Quelle place accordes-tu au temps ?
Dans mes toiles, je ne cherche pas à capter un
mouvement figé mais un instant de quelques
secondes. Un moment suspendu. Le temps est
partout. C’est le temps d’implication dans une
zone, le non-temps dans une autre, le temps de la
création en général. J’ai envie que le spectateur
ait l’impression que la toile se soit faite en un
instant, comme une sorte de vaporisation ou de
cristallisation de l’instant.
Et puis, je n’aime pas être sur le même fuseau
horaire que les autres. Lorsque je travaille, je
m’isole. Il n’y a que moi qui peux me mesurer à
la toile et réciproquement. J’aime être dans mon
cocon, mon espace-temps à moi. Un espacetemps particulier et à grande échelle.
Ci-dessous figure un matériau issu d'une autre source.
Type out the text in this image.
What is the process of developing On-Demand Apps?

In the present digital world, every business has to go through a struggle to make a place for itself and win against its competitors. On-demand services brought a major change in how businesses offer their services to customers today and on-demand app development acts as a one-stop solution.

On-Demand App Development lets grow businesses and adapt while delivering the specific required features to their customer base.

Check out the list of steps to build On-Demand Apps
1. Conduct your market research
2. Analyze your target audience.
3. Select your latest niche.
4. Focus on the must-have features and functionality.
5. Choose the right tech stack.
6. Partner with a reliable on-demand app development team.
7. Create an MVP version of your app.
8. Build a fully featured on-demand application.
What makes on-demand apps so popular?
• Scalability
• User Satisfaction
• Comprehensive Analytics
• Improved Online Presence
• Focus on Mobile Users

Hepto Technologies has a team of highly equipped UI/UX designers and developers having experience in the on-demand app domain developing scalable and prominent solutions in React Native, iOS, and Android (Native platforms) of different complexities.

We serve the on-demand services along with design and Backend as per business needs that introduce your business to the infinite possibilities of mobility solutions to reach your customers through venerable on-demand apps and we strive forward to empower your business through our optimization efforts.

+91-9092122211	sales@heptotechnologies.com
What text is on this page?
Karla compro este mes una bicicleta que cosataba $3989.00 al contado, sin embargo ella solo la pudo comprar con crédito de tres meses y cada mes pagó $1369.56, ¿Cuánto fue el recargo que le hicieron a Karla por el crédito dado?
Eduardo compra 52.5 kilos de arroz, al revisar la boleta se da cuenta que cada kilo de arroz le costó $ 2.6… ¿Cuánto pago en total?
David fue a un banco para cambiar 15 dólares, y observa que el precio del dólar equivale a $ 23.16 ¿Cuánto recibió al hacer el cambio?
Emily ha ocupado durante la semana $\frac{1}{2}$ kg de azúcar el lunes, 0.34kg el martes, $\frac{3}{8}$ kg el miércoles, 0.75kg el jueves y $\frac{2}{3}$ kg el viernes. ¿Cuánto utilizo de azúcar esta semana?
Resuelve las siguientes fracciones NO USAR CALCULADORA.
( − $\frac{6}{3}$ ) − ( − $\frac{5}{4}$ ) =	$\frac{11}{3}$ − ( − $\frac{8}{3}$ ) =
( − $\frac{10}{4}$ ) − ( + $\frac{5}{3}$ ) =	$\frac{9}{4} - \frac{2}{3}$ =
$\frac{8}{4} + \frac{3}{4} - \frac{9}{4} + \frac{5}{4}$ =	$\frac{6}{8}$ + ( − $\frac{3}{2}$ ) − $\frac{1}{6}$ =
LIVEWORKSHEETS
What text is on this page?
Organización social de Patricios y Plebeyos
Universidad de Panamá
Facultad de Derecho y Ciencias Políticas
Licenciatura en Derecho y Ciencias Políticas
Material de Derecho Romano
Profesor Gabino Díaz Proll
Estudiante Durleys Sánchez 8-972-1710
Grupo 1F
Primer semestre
C’est ce qui explique tes grands formats ? Des
tableaux qui se réalisent en plusieurs mois ?
Ce sont plutôt des murs. Cela participe de ma
volonté d’être hors du temps et de l’espace, de
faire une peinture qui puisse être intemporelle.
Je rends ainsi un hommage aux grands maitres
et je me mesure à eux. Chaque toile est une
sorte de manifeste, révélateur d’une période. Un
microcosme. Mais, je me mets aussi à nu, j’offre
une part de moi dans chaque tableau à travers le
format.
Cela peut paraître dérangeant, non ?
Je me sens très freiné en peinture. J’ai beaucoup
de retenue maintenant. J’essaie de peindre des
choses vraies. Je suis en retrait par rapport à ce
que je fais.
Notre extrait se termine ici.